В представителях же простого народа Пушкин чаще встречал самые глубокие нравственные чувства — совестливость, доброту, преданность, простодушие, искренность, скромность, бескорыстие, самоотверженность, без которых не только невозможно совершенствование человеческого бытия, но и самое его существование. Но и простой человек попадает во власть разных «стихий» и на пересечение многих «правд», где в горниле «оборачиваемости» добра и зла именно сохранение человечности (несмотря на кажущуюся простоту по сравнению с целями чаадаевского «высшего синтеза») оказывается все более важной задачей, заглушаемой гулом трагических общественных конфликтов. Не об этом ли думал Пушкин, когда писал «Капитанскую дочку» и изображал в ней «простых» и «непросвещенных» героев, покорных чувству сострадания и самоотверженной любви, голосу чистой совести и долга, составляющих неразрушимое ядро их личности и поддерживающих энергию добра в мире?

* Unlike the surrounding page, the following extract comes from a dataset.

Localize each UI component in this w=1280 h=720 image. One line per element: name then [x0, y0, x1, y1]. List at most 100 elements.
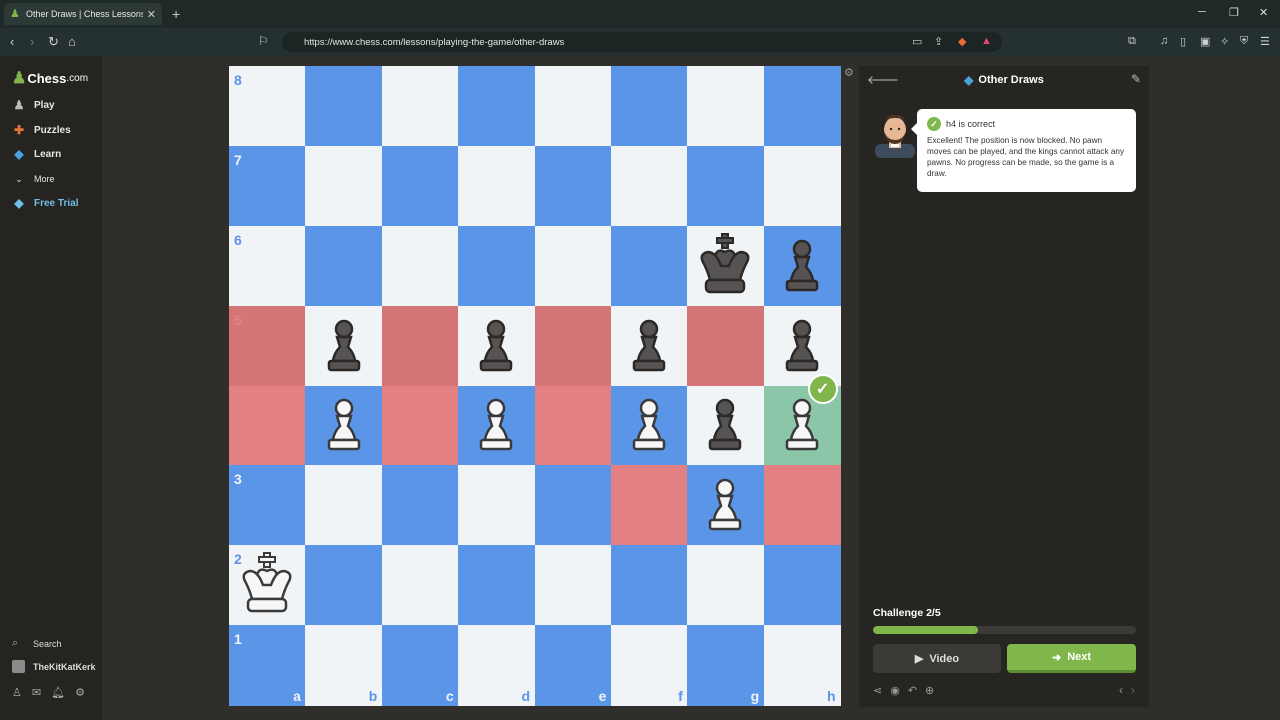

Трудно сказать, как протекал диалог писателя с мыслителем в их последнюю встречу после долгой разлуки. Александр Сергеевич в эту пору находился далеко не в лучшем состоянии духа. В начале 1836 года ставшее более настойчивым ухаживание молодого кавалергарда Дантеса за Натальей Николаевной привлекает особое внимание петербургского общества и раздражает писателя. В феврале, как бы возвращаясь ко временам своей неспокойной молодости, он делает три дуэльных вызова. «Я не помню его в таком отвратительном состоянии духа», — писала сестра поэта. Однако от тягчайших дум, как всегда, отвлекала работа. Пушкин приехал в Москву для изучения архивов и по делам, связанным с изданием «Современника». Беседы с сотрудниками «Московского наблюдателя», визиты вежливости также занимают много времени, хотя по душе ему лишь общество П. В. Нащокина, с которым он проводит целые дни. «Нащокин здесь одна моя отрада», — признается он жене, сухо сообщая в другом послании, что Чаадаева видел только один раз. О том, что свидание состоялось не сразу, свидетельствует и записка Петра Яковлевича к Александру Сергеевичу: «Я ждал тебя, любезный друг, вчера, по слову Нащокина, а нынче жду по сердцу. Я пробуду до восьми часов дома, а потом поеду к тебе. В два часа хожу гулять и прихожу в 4. Твой Чаадаев».